9 de maio de 2008

Crime, dizem elas








SOBERBA.
«Não existe amor feliz.» MAMY (Danielle Darieux)

No outro dia revi este filme, que é um importante tratado cinematográfico, não só em matéria de estrutura, mas também na homenagem que faz ao cinema francês e às suas actrizes.

Oito mulheres, oito «egos» que se confrontam num jogo de mentiras e de verdades dúbias. Cada uma com o seu telhado de vidro, mas também com o seu charme, o seu perfume.


A acção, em jeito de opereta, desenrola-se em plena década de 50, numa casa de campo isolada, num dia de neve natalícia, onde oito mulheres elegantes se questionam sobre a autoria da punhalada que matou o patriarca e único macho da casa. Todas elas tinham contas a ajustar com o chefe de família e, deste modo, todas são suspeitas. Como qualquer bom filme policial, o argumento deste é armadilhado. Há sempre revelações estrondosas e um desfecho singular.

Na verdade, enquanto obra de suspense, OITO MULHERES é até bastante linear, com uma estrutura idêntica às boas histórias de Agatha Christie. François Ozon parece usar a história como motivo secundário para fazer brilhar oito das mais carismáticas actrizes francesas: Catherine Deneuve (a esposa do falecido), Fanny Ardant (a irmã misteriosa), Isabelle Huppert (a cunhada), Virginie Ledoyen (a filha mais velha), Emmanuelle Béart (a empregada), Danielle Darrieux (a sogra), Firmine Richard (a governanta) e Ludivigne Sagnier (a filha mais nova).

Aqui há uma lógica entre causas e efeitos: cada uma das personagens transporta em si as consequências dos seus actos passados, o que vai estar na base dos conflitos que vão crescendo entre elas até ao clímax e ao posterior desenlace.

Depois das premissas iniciais, o clima adensa-se. Há novos factos que confundem o espectador e que constituem pistas ou obstáculos para se chegar a uma verdade, ou melhor, à verdade do filme: quem matou o chefe da casa? Descobre-se que afinal a empregada tinha um romance com o patrão, a sogra devia-lhe dinheiro de acções, a esposa contava sair de casa por não suportar mais a relação, a filha mais velha afinal não é filha dele e a governanta tem um caso com a misteriosa irmã da vítima. Tudo é revelado de rajada num exercício de comprometimentos irrevogáveis.

No fim, todas acabam por ser responsáveis e a emoção e a surpresa acabam por regressar quando algo, que é preferível não contar, acontece.

Pode dizer-se que é a pedra de toque para uma história feminina, em que cada mulher se exibe como se figurassem em quadros. Sobretudo, quando interpretam, à vez, números musicais que adocicam o filme e o tornam mais sensível e leve.
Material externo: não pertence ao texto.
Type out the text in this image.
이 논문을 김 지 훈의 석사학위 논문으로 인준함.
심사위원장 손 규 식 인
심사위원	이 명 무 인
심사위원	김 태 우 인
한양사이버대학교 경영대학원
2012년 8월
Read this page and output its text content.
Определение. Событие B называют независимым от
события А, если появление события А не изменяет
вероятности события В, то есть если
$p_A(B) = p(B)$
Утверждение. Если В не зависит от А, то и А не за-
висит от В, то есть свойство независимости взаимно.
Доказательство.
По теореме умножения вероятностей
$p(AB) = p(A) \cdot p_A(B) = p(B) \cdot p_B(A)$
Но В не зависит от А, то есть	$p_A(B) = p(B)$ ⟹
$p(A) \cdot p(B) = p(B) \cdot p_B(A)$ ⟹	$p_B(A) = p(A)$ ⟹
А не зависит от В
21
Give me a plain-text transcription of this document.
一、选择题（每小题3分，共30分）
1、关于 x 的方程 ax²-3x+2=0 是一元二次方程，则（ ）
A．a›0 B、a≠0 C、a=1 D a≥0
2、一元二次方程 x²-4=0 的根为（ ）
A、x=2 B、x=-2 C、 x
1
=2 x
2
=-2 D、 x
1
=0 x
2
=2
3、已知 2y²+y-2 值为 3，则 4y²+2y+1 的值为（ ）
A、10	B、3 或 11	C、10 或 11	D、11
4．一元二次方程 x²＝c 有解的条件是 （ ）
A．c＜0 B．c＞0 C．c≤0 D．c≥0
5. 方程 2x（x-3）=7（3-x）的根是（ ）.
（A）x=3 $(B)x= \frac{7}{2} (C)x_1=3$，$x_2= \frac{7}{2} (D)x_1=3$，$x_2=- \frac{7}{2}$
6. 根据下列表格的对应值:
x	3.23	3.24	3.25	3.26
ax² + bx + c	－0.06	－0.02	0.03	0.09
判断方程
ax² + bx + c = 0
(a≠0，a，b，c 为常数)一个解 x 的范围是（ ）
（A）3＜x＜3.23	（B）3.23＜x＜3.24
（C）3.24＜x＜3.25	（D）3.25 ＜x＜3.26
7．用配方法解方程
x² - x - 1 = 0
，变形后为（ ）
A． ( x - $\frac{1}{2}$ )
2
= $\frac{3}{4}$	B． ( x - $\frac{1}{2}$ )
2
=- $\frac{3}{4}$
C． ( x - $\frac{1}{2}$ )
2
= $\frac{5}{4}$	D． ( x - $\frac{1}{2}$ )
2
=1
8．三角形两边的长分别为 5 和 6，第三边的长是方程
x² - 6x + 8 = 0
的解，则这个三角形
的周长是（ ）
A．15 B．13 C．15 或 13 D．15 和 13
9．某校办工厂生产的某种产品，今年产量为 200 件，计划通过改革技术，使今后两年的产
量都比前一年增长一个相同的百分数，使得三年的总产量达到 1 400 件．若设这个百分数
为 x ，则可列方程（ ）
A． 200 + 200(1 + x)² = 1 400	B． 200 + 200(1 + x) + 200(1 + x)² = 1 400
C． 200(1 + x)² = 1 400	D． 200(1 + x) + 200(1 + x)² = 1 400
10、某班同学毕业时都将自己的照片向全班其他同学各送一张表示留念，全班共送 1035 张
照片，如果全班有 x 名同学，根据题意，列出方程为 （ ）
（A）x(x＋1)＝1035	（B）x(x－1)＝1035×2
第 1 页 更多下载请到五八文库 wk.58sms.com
No fundo, 8 MULHERES é um exercício de estilo, de puro prazer, que assume uma teatralidade que joga a seu favor, gerando uma ligeira sensação de que se está a assistir a uma peça de teatro e não tanto a um filme.

Porém, se essa teatralidade justifica a explosão cromática e o cenário limitado de uma casa (para salientar o efeito de clausura), já os números musicais, as maquilhagens e os vestidos esvaziam um pouco a história da sua profundidade e inserem todo o ambiente no campo da caricatura e dos exageros de personalidade.

Na verdade, cada actriz representa uma «personagem-tipo», mas não deixa de ser interessante observar o confronto lascivo entre elas.

Na sessão de apresentação desta sua quinta longa-metragem, o realizador François Ozon admitiu: «Pensei em fazer este filme para o meu próprio prazer. É verdade que tive o casting ideal. Tive todas as actrizes que quis.»

Definitivamente, neste mundo, os homens não têm espaço. Elas armam a tenda: falam, cantam, dançam, discutem, choram, riem, vivem. Chegou-se a dizer que este filme tratava de pegar nas maiores actrizes de cada geração (faltam cá só Jeanne Moreau, Juliette Binoche, Sophie Marceau ou Julie Delpy) e de confrontá-las como animais ferozes de circo.

É um pouco isso. Mas é também muito mais: trata-se de regressar ao imaginário feminino de Vincente Minelli, George Cukor ou mesmo Woody Allen e recriar uma atmosfera esteticamente bela e preenchida por um glamour irresistível.